Começamos essa publicação homenageando todos os pecuaristas no Dia do Pecuarista, comemorado hoje, 15 de julho. Esperamos que cada vez mais esses importantes agentes estejam em conformidade com a cadeia produtiva, respeitando o meio ambiente, produzindo com responsabilidade e sendo ainda mais admirados pela sociedade em geral.

De acordo com a lei, no Bioma Amazônia, o produtor rural pode suprimir até 20% da cobertura da terra da qual é proprietário, desde que ele tenha autorização do órgão ambiental ou local. Se desmatar mais do que isso ou sem as devidas licenças, já se torna um ato ilegal.

Em setembro de 2019, o instituto de Pesquisa Ambiental da Amazônia - IPAM emitiu uma nota informando que 30% dos focos de fogo registrados nos primeiros oito meses do ano localizavam-se 20% em florestas públicas não destinadas (ou seja, em terras arrecadadas pela União e estados) e 10% em áreas sem informação cadastral.

As áreas de Florestas Públicas Cadastradas no Cadastro Nacional de Florestas Públicas – CNFP  até 2017 representam aproximadamente 79% do total das florestas cadastradas, sendo que as áreas de Florestas Públicas Não Destinadas correspondem a aproximadamente 21%.

Como já vimos aqui sobre os focos de fogo na Amazônia, pode-se dizer que as florestas públicas não destinadas, ainda precisam de destinação para uma categoria fundiária de proteção, dessa forma, qualquer desmatamento ou fogo que acontece em suas terras é de origem ilegal.

Mais de 90% dos desmatamentos registrados nos três primeiros meses de 2019 no Brasil foram realizados sem autorização do órgão ambiental competente, segundo dados preliminares do Mapbiomas, ou seja, foram totalmente ilegais.

Com a ferramenta Mapbiomas foi possível detectar que 40% dos alertas de desmatamento validados no primeiro trimestre de 2019 aconteceram em áreas onde não poderia haver sequer autorização de entidades competentes. Essas áreas são unidades de conservação, terras indígenas ou áreas de preservação permanente, como nascentes, por exemplo.

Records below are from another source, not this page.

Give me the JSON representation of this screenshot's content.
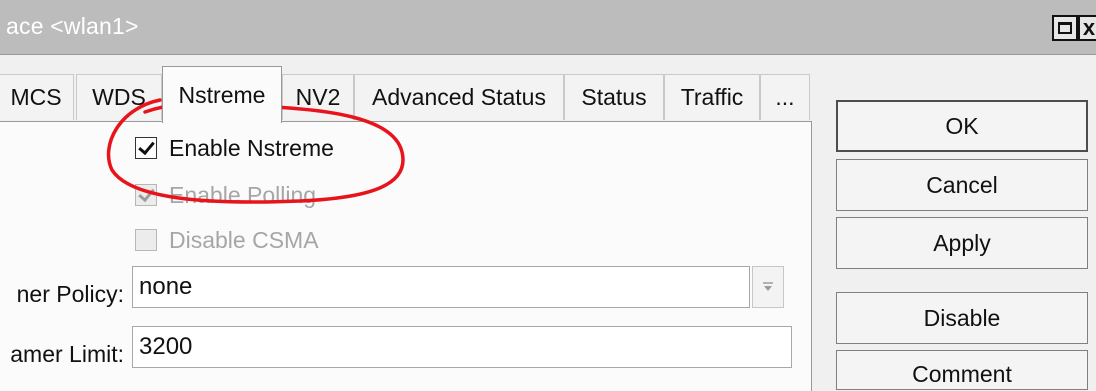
{
  "window": {
    "title": "ace <wlan1>",
    "maximize_icon": "maximize-icon",
    "close_icon": "close-icon",
    "close_glyph": "x"
  },
  "tabs": [
    {
      "label": "MCS"
    },
    {
      "label": "WDS"
    },
    {
      "label": "Nstreme",
      "active": true
    },
    {
      "label": "NV2"
    },
    {
      "label": "Advanced Status"
    },
    {
      "label": "Status"
    },
    {
      "label": "Traffic"
    },
    {
      "label": "..."
    }
  ],
  "options": {
    "enable_nstreme": {
      "label": "Enable Nstreme",
      "checked": true,
      "enabled": true
    },
    "enable_polling": {
      "label": "Enable Polling",
      "checked": true,
      "enabled": false
    },
    "disable_csma": {
      "label": "Disable CSMA",
      "checked": false,
      "enabled": false
    }
  },
  "fields": {
    "framer_policy": {
      "label": "ner Policy:",
      "value": "none"
    },
    "framer_limit": {
      "label": "amer Limit:",
      "value": "3200"
    }
  },
  "buttons": {
    "ok": "OK",
    "cancel": "Cancel",
    "apply": "Apply",
    "disable": "Disable",
    "comment": "Comment"
  },
  "annotation": {
    "color": "#e8141b"
  }
}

De acordo com o novo Código Florestal (Lei nº 12.651, de 25 de maio de 2012), que dispõe sobre a proteção da vegetação nativa ou Lei Florestal, as principais obrigações do produtor rural com a nova Lei Florestal são:

 - Registro de todos os imóveis rurais no Cadastro Ambiental Rural – CAR, um registro eletrônico com todas as informações relevantes sobre as características ambientais e áreas de uso dos imóveis;

 - A manutenção da vegetação nativa em Áreas de Preservação Permanente (APP), áreas sensíveis que devem ser preservadas em função de sua localização, tais como rios, nascentes, topos de morro e áreas muito íngremes;

 - A manutenção de vegetação nativa em uma porcentagem do imóvel rural, denominada Reserva Legal (RL), a qual varia entre 20 a 80% conforme a região em que o imóvel se localiza.

No site Consultor Jurídico, o inciso III do artigo 3º da Lei 12.651/12 (novo Código Florestal) define Reserva Legal como a áreas localizadas em propriedades ou posses rurais, delimitadas de acordo com a lei e com o objetivo de garantir o uso econômico de modo sustentável dos recursos naturais da propriedade, ajudar na conservação e na reabilitação da ecologia dessas áreas, além da conservação da biodiversidade e abrigo e proteção da fauna silvestre e da flora nativa.

Entendemos que graças aos Códigos e Leis Florestais e às entidades que visam proteger as florestas, como a Pecuária Legal, a região Amazônica tende a ser mais respeitada e protegida das degradações do homem e assim preservada com suas matas nativas e recursos naturais.